Inside Dental Technology
June 2014
Volume 5, Issue 6

Here Come the Millennials

Familiarity with cutting-edge technologies allow new dental graduates to pursue a different path than their predecessors

By Ellen Meyer

Since the turn of the millennium, new dentists entering practice have shown themselves to be different than earlier generations. Digital natives who have grown up with computers, as well as ever-smarter phones and devices, they are more at home with technology—using intraoral cameras, digital scanners, and devices to immediately transmit pertinent case information to team members, including staff, collaborating specialists, and laboratory technicians. They also communicate differently, and are completely at home sharing information via social media, SMS texting, and email. Even to the most casual observer they are noticeably different. This group of dentists is more culturally diverse than groups in the past, and nearly 50% of new graduates are now female.

These younger dentists also face different challenges than their predecessors. The global recession of 2008, the advent of corporate dentistry, the demands of dental insurance, and the skyrocketing cost of dental school have left many struggling under an unprecedented burden of debt without the clear path to prosperity followed by earlier generations.

Given the current scenario, these millennial dentists tend to have different needs, expectations, and working styles than their more experienced counterparts. There is little tolerance for the glitches that were par for the course in the past. They need to work efficiently with all dental team members to be profitable in the face of new practice realities and patient expectations. This means finding ways to deliver consistent quality in a shorter timeframe, and expanding communication capabilities to avert negative outcomes, extra chairtime, and disgruntled patients. For laboratory owners wanting to cultivate and retain customers from this crop of dentists, the ability to understand the forces impacting their businesses and how best to service this new generation will be critical.

A Whole New World of Dentistry

Dentists who have entered practice since 2000 have come of age professionally during a period of unprecedented change. There is much information to absorb regarding the explosion of new materials, techniques, and technology—little of which was taught in dental school to even the most recent graduates. Compounding the issue and knowledge gap are the increasing numbers of questions on procedures and materials from dental-savvy patients who have sought out dental-focused information on the Internet.

Those who wish to pursue private practice must also master the intricacies of insurance, government regulation, and electronic health records. Then, too, there is the brave new world of practice management and marketing using new methods such as social media, often based on the advice of consultants such as Roger Levin, DDS, who, in a recent publication, identified a number of events he calls “permanent game-changers.”1 These events, he said, have profoundly colored the perceptions and influenced the decisions of younger dentists who have emerged from dental school with more debt and fewer opportunities, thanks to increased competition, including from dental service organizations, a higher number of dental school graduates, and older dentists’ postponing retirement because of the recent recession and lower insurance reimbursements.1

Facing the Challenges

To deal with these challenges solo practitioners Amanda Seay, DDS, and Michelle VanDyke-Topp, DDS, and practice partners Michael McDill, DDS, and Todd Rosenzweig, DDS, MDS, each took different, sometimes circuitous routes, to establishing successful practices, but not without further investment. All sought additional training to raise their skill level to meet clinical challenges, and enlisted experts like Levin to meet practice management challenges and mold their respective practices to fit their vision. What is most important to each of these practitioners in their work-related lives parallels the attitudes of a majority of the millennial generation now in the workplace.

Work-Life Balance

Although work and life for millennials blend inextricably together, the need for flexible work schedules to enhance the work-life balance is important. This was the vision for Seay, a Mount Pleasant, SC private practitioner who originally sought the work-life balance she desired through a partnership. “I knew I wanted a large family and thought the flexibility and camaraderie of a partnership would help me reach this goal.” However, she says, she ultimately chose to build a practice based on the kind of dentistry she wanted to offer her patients, which—contrary to her initial expectation—has enabled her to assume greater control of her professional and personal life. “By focusing my energy on what I enjoy and honing my skills toward accomplishing that, I’ve developed a practice geared towards esthetic restorative dentistry.”

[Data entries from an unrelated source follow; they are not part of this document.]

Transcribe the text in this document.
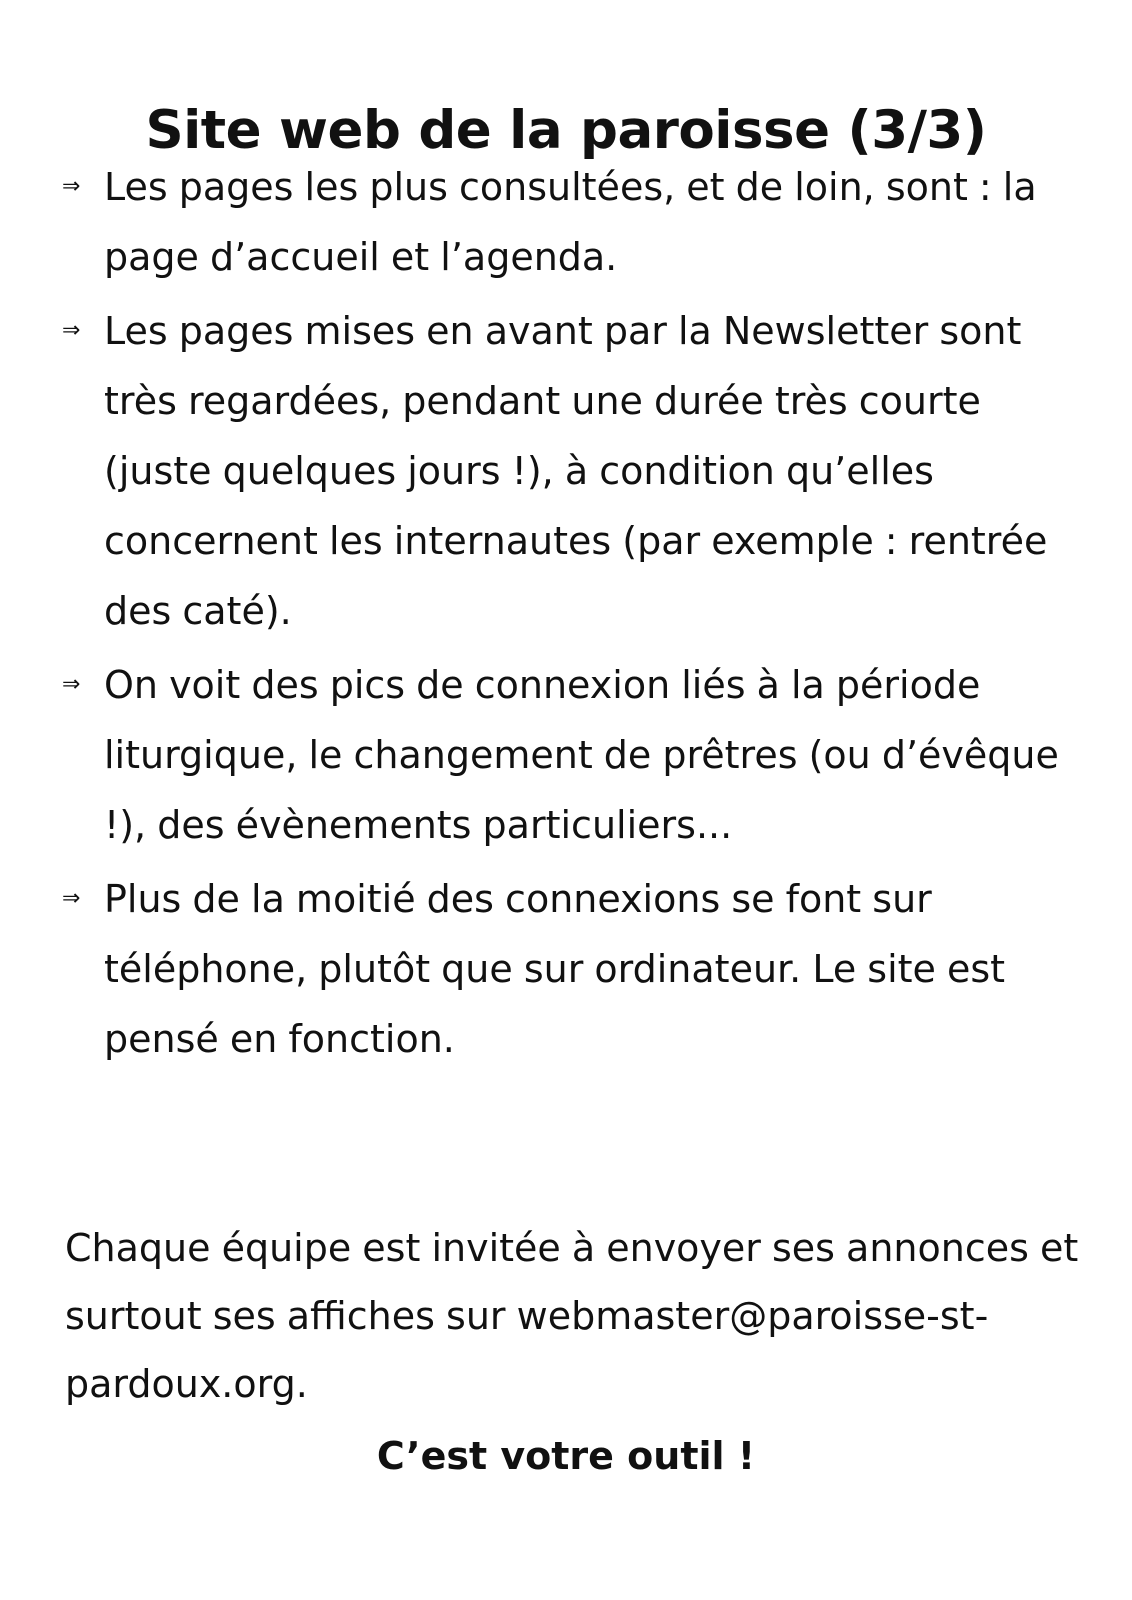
Site web de la paroisse (3/3)
⇒ Les pages les plus consultées, et de loin, sont : la page d’accueil et l’agenda.
⇒ Les pages mises en avant par la Newsletter sont très regardées, pendant une durée très courte (juste quelques jours !), à condition qu’elles concernent les internautes (par exemple : rentrée des caté).
⇒ On voit des pics de connexion liés à la période liturgique, le changement de prêtres (ou d’évêque !), des évènements particuliers...
⇒ Plus de la moitié des connexions se font sur téléphone, plutôt que sur ordinateur. Le site est pensé en fonction.

Chaque équipe est invitée à envoyer ses annonces et surtout ses affiches sur webmaster@paroisse-st-pardoux.org.

C’est votre outil !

However, the life-work balance focus is not restricted to female dental professionals. Rosenzweig and McDill, who were classmates in dental school and are now partners at Alpine Dental Health in Fort Collins, CO, also seek such balance, which their 4-days-per-week practice is designed to promote. While many of those weekend days are devoted to continuing education, both enjoy spending down time with families and engaged in sports activities—for McDill, it’s mountain bike racing; for Rosenzweig, it’s golf and tennis.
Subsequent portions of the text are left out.